Control of membrane-bound tethered signaling reactions
Samuel Isaacson, Boston University

Abstract:
Many membrane-bound T cell receptors have long, unstructured cytoplasmic tails that contain tyrosine sites. These sites can serve as regulators of receptor activation when phosphorylated or dephosphorylated, while also serving as docking sites for cytosolic enzymes. Interactions between receptors then involve the in-membrane two-dimensional diffusion of the receptor proteins, and reactions between proteins tethered to the receptors' tails (and hence diffusing within the three-dimensional cytosolic space near the membrane).
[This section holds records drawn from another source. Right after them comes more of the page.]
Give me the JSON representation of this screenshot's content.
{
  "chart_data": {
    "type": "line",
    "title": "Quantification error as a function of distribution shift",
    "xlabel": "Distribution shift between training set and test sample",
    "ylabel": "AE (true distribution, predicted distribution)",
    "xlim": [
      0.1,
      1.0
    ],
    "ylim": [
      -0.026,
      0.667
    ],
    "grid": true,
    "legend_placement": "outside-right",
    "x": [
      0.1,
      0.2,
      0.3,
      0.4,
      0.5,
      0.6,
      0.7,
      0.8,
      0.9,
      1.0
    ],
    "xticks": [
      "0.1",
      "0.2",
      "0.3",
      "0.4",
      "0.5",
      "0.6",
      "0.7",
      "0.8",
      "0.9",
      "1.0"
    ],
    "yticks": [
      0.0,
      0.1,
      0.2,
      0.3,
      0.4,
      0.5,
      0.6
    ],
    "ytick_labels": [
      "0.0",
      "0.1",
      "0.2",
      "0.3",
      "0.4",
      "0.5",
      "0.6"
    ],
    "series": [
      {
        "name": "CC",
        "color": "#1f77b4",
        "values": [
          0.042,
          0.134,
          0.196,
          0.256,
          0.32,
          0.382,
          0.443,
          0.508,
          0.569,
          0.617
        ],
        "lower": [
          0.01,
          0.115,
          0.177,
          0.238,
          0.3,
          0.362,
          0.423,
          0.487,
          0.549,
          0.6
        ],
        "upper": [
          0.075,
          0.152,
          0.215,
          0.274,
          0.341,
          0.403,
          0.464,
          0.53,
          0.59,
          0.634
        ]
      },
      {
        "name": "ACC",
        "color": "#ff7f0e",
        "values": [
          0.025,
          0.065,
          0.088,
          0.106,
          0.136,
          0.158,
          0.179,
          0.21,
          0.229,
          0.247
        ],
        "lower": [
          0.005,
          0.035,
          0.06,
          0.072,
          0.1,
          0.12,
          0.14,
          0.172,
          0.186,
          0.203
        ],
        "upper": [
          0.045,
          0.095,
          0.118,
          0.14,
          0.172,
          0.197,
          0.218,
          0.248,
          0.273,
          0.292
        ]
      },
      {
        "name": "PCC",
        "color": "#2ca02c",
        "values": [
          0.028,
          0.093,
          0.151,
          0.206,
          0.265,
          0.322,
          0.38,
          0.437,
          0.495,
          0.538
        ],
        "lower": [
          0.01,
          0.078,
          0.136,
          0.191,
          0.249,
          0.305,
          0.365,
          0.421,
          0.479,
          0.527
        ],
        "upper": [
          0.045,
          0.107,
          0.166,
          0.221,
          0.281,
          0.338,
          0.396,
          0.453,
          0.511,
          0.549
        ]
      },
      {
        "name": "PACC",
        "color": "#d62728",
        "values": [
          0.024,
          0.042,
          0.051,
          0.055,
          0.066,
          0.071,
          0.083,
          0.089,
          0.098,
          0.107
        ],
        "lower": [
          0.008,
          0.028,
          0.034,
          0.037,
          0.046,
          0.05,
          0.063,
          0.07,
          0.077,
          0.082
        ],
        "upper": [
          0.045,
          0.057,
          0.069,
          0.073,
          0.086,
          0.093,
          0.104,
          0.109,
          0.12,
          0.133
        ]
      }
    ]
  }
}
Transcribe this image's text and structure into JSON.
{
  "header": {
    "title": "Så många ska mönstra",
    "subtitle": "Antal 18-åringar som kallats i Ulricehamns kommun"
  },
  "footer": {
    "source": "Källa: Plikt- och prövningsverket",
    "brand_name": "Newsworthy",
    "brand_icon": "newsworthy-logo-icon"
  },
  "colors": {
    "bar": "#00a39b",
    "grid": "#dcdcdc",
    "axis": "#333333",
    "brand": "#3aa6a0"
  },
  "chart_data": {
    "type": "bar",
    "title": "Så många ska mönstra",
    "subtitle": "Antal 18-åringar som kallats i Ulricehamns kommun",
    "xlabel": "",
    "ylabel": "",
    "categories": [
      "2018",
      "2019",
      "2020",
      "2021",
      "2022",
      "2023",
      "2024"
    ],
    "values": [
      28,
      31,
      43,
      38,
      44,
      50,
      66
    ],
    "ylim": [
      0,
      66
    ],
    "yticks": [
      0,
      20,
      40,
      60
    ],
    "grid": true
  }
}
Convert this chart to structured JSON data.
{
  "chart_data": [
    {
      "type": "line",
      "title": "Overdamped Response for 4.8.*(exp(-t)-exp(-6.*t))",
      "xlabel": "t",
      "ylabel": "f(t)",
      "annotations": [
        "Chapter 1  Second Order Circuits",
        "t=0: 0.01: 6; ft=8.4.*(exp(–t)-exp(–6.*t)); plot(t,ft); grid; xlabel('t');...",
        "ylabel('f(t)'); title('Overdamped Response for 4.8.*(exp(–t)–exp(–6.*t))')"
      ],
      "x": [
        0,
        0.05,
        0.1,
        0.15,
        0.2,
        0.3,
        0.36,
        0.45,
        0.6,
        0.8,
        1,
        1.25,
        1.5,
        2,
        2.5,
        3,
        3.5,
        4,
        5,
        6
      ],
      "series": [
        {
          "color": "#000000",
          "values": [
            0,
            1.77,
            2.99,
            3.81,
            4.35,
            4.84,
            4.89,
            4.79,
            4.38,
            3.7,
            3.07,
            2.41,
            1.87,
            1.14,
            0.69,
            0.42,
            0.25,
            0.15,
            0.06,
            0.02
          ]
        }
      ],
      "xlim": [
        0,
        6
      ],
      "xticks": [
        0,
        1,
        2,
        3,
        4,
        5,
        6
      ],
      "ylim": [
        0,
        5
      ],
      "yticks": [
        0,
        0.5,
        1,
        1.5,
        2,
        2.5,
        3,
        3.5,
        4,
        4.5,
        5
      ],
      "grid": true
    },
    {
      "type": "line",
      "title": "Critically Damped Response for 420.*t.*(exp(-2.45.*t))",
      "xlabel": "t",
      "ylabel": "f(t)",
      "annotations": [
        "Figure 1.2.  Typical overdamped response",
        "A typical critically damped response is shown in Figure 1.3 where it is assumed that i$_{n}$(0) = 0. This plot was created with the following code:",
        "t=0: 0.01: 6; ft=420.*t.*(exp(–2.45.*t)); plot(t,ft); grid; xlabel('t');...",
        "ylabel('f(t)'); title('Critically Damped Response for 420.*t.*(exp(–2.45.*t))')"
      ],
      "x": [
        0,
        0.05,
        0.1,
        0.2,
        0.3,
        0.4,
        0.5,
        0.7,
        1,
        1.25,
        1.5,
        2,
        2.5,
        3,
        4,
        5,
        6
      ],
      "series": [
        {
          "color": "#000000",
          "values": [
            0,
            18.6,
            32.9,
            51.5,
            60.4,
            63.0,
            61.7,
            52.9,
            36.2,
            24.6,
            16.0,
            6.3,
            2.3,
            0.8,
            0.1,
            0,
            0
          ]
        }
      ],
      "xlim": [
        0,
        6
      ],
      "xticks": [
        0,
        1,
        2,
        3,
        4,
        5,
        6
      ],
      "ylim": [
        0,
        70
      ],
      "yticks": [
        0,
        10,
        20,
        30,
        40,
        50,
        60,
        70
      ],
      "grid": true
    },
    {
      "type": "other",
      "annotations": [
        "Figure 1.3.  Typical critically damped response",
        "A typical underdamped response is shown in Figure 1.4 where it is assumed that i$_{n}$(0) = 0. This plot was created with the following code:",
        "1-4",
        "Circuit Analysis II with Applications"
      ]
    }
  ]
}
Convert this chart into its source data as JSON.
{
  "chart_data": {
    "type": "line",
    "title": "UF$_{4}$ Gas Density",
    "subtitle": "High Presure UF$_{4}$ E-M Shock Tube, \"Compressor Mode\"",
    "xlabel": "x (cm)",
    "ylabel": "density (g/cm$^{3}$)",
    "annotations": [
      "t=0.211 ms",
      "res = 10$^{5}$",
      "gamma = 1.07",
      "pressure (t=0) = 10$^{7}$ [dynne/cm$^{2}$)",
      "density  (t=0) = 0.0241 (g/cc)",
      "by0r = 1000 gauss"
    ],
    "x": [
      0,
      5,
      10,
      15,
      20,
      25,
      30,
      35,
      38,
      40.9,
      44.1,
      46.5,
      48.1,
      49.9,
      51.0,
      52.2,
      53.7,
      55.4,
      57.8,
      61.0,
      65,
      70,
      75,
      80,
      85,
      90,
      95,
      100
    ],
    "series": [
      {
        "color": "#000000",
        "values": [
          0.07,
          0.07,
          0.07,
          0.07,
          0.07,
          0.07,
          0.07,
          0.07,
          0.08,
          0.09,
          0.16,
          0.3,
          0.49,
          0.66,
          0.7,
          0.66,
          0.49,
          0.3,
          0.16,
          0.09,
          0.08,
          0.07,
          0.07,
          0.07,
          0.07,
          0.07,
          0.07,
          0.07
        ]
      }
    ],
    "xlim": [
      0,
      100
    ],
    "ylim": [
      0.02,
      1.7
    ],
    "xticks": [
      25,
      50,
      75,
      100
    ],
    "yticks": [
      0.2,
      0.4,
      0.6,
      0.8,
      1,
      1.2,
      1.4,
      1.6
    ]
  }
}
We develop a particle-based stochastic reaction-diffusion model based on the Convergent Reaction-Diffusion Master Equation to study the combined diffusion of individual receptors within the cell membrane, and chemical reactions between proteins bound to receptor tails. The model suggests a switch-like behavior in the dependence of the fraction of activated receptors on both receptor diffusivity, and on the molecular reach at which two receptor tails can interact. A simplified, analytically solvable model is developed to approximate the more complicated multi-particle system, and used to illustrate how the switch-like behavior arises. We show that the switch-like behavior arises from the combination of molecules diffusing in 2D while reacting in 3D, and is lost in purely two-dimensional or purely three-dimensional models.